Canada has an excellent highway system and rules of the road are generally similar to Europe, so with a little concentration it doesn’t take long to get used to the road systems in place and once you’re out on the open roads you are sure to find driving in Canada a real pleasure. There are some rules of the road that are helpful for you to know when planning your touring holiday in Canada, so below are a few pointers.

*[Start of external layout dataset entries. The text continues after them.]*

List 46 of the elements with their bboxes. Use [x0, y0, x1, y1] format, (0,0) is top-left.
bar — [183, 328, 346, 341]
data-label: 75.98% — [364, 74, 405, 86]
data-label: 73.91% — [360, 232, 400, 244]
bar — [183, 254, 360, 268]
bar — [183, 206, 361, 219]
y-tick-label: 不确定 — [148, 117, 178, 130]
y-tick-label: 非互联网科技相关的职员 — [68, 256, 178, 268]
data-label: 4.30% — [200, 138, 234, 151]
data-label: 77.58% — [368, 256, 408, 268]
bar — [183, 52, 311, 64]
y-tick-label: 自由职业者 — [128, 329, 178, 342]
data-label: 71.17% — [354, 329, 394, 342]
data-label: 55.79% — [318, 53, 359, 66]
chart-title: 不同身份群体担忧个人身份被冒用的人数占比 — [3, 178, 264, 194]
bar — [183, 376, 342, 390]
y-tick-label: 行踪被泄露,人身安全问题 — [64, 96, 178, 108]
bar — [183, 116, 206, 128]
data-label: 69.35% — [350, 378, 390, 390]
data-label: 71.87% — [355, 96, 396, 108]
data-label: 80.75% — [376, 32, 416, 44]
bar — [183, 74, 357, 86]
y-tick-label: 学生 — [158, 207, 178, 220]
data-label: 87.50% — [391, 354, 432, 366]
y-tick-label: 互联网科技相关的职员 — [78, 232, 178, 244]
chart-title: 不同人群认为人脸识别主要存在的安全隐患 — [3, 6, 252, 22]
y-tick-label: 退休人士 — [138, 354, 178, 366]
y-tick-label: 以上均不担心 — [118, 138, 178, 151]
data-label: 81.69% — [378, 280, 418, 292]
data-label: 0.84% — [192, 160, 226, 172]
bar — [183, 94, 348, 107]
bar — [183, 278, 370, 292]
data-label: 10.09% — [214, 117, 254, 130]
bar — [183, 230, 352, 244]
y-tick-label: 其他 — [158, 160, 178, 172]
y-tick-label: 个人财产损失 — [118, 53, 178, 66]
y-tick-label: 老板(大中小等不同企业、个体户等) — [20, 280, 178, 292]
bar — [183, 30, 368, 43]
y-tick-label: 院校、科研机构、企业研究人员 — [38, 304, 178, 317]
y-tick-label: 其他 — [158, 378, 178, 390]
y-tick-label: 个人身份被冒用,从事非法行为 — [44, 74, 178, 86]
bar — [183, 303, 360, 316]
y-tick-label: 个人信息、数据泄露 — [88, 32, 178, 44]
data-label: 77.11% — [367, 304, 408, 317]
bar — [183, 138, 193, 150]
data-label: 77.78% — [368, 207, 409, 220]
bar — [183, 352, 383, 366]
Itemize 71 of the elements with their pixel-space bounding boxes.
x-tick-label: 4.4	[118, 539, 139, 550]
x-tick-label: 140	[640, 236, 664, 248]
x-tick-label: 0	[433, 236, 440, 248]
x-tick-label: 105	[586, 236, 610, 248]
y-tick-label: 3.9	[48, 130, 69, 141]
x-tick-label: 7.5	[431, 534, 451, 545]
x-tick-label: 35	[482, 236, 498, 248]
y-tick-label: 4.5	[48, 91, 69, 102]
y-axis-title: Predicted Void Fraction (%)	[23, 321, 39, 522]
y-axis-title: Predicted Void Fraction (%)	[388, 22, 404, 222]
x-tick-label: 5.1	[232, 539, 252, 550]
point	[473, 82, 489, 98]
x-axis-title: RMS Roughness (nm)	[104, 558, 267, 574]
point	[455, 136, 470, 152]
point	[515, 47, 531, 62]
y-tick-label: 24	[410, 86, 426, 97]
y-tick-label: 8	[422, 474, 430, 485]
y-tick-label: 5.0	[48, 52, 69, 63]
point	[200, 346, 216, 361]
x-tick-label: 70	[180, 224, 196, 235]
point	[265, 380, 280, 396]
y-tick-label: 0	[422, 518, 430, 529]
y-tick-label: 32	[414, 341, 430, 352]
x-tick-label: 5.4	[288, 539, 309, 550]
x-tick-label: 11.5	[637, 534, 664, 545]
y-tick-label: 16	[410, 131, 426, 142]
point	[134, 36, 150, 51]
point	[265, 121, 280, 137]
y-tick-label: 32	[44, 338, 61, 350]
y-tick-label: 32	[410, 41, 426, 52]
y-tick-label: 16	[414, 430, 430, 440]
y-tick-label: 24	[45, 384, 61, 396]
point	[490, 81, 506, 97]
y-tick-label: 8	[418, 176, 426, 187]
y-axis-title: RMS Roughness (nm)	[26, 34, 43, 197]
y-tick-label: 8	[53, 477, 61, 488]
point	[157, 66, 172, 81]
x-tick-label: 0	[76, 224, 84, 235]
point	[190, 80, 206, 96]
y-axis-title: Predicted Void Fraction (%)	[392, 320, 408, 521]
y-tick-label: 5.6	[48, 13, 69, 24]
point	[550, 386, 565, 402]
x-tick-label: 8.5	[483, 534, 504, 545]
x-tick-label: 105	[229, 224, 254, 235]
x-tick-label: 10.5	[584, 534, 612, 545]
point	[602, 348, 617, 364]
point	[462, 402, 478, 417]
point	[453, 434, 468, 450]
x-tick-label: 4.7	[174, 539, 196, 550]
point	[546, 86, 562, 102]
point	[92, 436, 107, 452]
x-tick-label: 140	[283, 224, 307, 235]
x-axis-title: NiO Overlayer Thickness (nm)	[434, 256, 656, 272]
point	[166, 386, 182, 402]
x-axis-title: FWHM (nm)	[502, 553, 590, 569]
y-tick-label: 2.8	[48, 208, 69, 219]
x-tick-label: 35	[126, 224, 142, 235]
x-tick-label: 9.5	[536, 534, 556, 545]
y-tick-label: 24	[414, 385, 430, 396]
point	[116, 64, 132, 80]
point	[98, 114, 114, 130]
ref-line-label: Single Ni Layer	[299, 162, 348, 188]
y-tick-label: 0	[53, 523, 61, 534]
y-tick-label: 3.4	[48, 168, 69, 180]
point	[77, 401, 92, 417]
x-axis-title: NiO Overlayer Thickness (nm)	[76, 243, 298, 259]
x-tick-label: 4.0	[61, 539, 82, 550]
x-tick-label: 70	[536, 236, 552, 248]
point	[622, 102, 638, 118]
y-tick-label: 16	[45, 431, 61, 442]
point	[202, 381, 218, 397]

Canadians drive on the right hand side of the road
Seat belts are compulsory
Right turns on red lights are permitted if your way is clear
You should not drink and drive
Take extra care on country roads and be aware of possible encounters with wild animals
Right turns on red lights are generally allowed, but at some junctions in towns and cities, you can only turn right on a green light. In some parts of Quebec, right turns on red lights are not allowed.
If you see a school bus (normally yellow) with its red lights flashing, this means it has stopped to allow children to get on or off the bus and traffic travelling in both directions must stop and pull over tothe side. This rule is strictly enforced and you will be heavily fined if you do not obey this.
Some roads in Canada are toll roads and these work on a vehicle number plate recognition basis. If you use one of these roads the bill will be sent to the rental company who will in turn charge these to your credit card, unless you inform them that at the end of your rental you will settle the bill with them directly.
Always obey speed limits. Typical limits (always pay attention to local signage) are:
Mall entrances 15-20kmh
School and playground zones 30-50kmh
Built-up areas 40-50kmh
Major arterial urban roads 50-80kmh
Major arterial roads, arterial highways 70-90kmh
Expressways / freeways 80-110kmh
A full UK driving licence is accepted. For hire vehicles, the named driver must usually be at least 25 years old and all nominated drivers at least 21 years old, and all must hold valid driving licences. Any driving licence endorsement, other than for speeding or parking offences, must be declared to hire companies.
On individual, tailor-made holidays, basic public liability coverage is included in your vehicle rental fee with a maximum excess of several thousand dollars (the exact amount depending on the rental company) for damage to your vehicle or the property of a third party. You can reduce the excess considerably (usually to a few hundred dollars, again depending on the rental company) by adding a Collision Deductible Reducer (CDR).
On Escorted Tours, your vehicle rental includes vehicle insurance with CDR, unless otherwise stated. An imprint of a major credit card is required while the vehicle is rented and some rental companies may deduct a deposit (typically CA$ 750-1500) from your card, refundable on return of your clean and undamaged vehicle.
Fuel is known as gasoline or gas. It is always unleaded and generally costs far less than fuel in the UK, depending on area and fuel grade. The price can vary depending on whether you use a ‘full-service’ or ‘self-service’ garage.  Visit www.gasbuddy.com for price information. Credit cards are widely accepted. You will be expected to return any hire vehicle with a full tank of petrol, unless otherwise stated by the hire company.
Although regulations pertaining to the driver and the vehicle are essentially a provincial responsibility, the Canadian Federal Government has legislated laws against drinking and driving under the Criminal Code. The maximum amount of alcohol allowed in the blood of a driver is 80mg per 100 ml of blood or 0.08%. However, all the Provincial authorities apart from Quebec have set a lower limit (usually 0.05%).
It is illegal to carry an open alcohol container in a moving vehicle or in a public place, but alcohol may be open in a parked vehicle if kept away from the driving area and the driver.
The legal drinking age is 18 in Alberta, Manitoba and Qu├ębec, and 19 elsewhere in Canada.